No dia 29 de outubro, o PMDB divulgou um documento do partido sob o título de “Uma ponte para o futuro”, uma espécie de diretriz para um programa de governo. Trata-se de estratégia do partido para se distanciar da política econômica adotada pelo governo Dilma e anunciar as linhas de uma eventual candidatura própria à Presidência em 2018. No documento, o PMDB condena claramente os pilares do modelo assumido nos dois mandatos de Dilma Rousseff e, de forma surpreendente, rompe com seu próprio passado de partido nacionalista, estatizante e intervencionista, para assumir ideias e políticas liberais.
As críticas ao modelo adotado pelo PT – inclusive condenando certas práticas adotadas nos dois mandatos de Lula – são amplas, profundas e não deixam margem a dúvidas. O documento reconhece que o mundo mudou e que o país precisa se inserir no contexto internacional, aderir à globalização, atrair investimentos estrangeiros, dar segurança jurídica aos investidores internacionais, estimular os negócios privados, buscar acordos comerciais com o mundo desenvolvido e criar condições para os negócios privados e os investimentos empresariais em todos os setores da economia, inclusive na infraestrutura.

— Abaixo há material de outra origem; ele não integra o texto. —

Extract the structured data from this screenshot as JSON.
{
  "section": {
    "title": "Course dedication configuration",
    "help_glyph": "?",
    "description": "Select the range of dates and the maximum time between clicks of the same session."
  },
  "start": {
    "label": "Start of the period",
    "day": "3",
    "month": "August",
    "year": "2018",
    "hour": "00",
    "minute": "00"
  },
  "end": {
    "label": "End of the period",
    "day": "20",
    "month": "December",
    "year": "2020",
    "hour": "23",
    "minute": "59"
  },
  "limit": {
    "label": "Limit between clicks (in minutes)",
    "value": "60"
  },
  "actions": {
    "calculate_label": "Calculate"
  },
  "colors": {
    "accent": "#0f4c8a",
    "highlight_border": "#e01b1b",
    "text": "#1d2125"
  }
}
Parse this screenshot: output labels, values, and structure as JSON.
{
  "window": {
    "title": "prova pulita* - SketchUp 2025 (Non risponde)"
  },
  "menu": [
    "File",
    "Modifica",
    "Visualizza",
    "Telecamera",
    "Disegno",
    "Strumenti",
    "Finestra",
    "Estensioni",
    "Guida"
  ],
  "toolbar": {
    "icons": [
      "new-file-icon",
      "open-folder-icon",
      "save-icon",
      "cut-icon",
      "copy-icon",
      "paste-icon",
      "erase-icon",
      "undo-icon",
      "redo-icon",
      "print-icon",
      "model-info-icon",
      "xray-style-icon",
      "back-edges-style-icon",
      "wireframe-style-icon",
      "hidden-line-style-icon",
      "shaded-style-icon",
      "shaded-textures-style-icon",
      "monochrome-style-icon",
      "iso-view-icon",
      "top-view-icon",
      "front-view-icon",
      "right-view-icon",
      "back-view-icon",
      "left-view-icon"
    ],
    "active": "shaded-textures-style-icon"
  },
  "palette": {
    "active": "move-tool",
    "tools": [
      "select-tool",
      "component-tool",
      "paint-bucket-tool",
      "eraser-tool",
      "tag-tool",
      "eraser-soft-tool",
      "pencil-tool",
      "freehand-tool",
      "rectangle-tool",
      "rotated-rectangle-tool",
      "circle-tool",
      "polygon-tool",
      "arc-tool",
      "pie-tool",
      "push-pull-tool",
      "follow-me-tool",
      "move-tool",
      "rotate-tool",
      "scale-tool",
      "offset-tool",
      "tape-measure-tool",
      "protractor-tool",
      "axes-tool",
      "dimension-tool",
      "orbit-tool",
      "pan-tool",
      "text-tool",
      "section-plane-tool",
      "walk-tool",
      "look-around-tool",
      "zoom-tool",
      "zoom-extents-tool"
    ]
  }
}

O partido reconhece que o velho modelo estatizante praticado na América Latina faliu mais uma vez
Ao contrário do que pregavam caciques do partido no passado, com base nas ideias de economistas da Universidade de Campinas – cujo viés era nitidamente estatizante, intervencionista e adepto de déficits orçamentários –, o documento dá uma guinada ampla: propõe austeridade fiscal, equilíbrio das finanças públicas, ajustes nas contas atuais e controle da dívida pública; e condena novos aumentos de impostos. No tempo do Plano Cruzado – implantado em fevereiro de 1986 pelo presidente José Sarney, do PMDB –, os economistas do partido apareciam na televisão defendendo mais gasto público e diziam com todas as letras que o déficit fiscal não era importante, enquanto propunham expansão da estatização e controle das atividades privadas, em particular com os congelamentos de preços que ficaram famosos nos anos 80.
O mais surpreendente no documento do PMDB é a informação clara de que o país precisa retomar a privatização de atividades empresariais sob o controle do Estado, rever o modelo de partilha adotado na exploração do pré-sal e fazer reformas na Previdência Social, inclusive propondo idade mínima de aposentadoria pelo INSS de 65 anos para homens e 60 para as mulheres. O partido dá uma forte guinada liberal e reconhece que o velho modelo estatizante, intervencionista, antiempresarial e protecionista praticado na América Latina faliu mais uma vez e não é mais solução alguma para o atraso e a pobreza.
O PMDB nunca foi um partido nitidamente marxista, mas sempre professou um ideário estatizante, intervencionista e antiglobalização, com viés de forte tutela sobre a sociedade, e seus líderes mais proeminentes em geral vinham de origem socialista. Em alguns momentos da vida nacional, o partido ensaiou reconhecer que tanto o socialismo marxista quanto o modelo excessivo estatal não eram soluções viáveis. Agora, na forma de um documento a ser aprovado na reunião do próximo dia 17 de novembro, o partido adota a mesma postura e faz profissão de fé em um modelo econômico moderno, liberal, internacionalista e menos estatizante.
O problema do PMDB não está no teor das teses professadas no documento, mas sim em convencer a sociedade de que o partido entendeu que a realidade atual do Brasil e do mundo é outra, que é preciso adotar um modelo de mais liberdade econômica e mais abertura e que não está blefando apenas em busca de uma chance real de chegar à Presidência com candidatura própria. Esse trabalho de convencimento é duro especialmente pelo fato de o documento certamente não ser consenso nem mesmo dentro da legenda – ou alguém imagina um Roberto Requião aderindo ao ideário nele proposto?
O PMDB é um dos dois maiores partidos do país, está sempre no poder, mas nunca conseguiu eleger um presidente da República em eleições diretas. Se o documento divulgado pelo PMDB for para valer, o partido entendeu que não pode ser algo parecido uma hora com o PT, outra hora com o PSDB, e partiu para tentar algo que o Brasil nunca foi: um país de estrutura econômica liberal a favor de um modelo capitalista moderno, sem perder a preocupação social. Só o futuro dirá.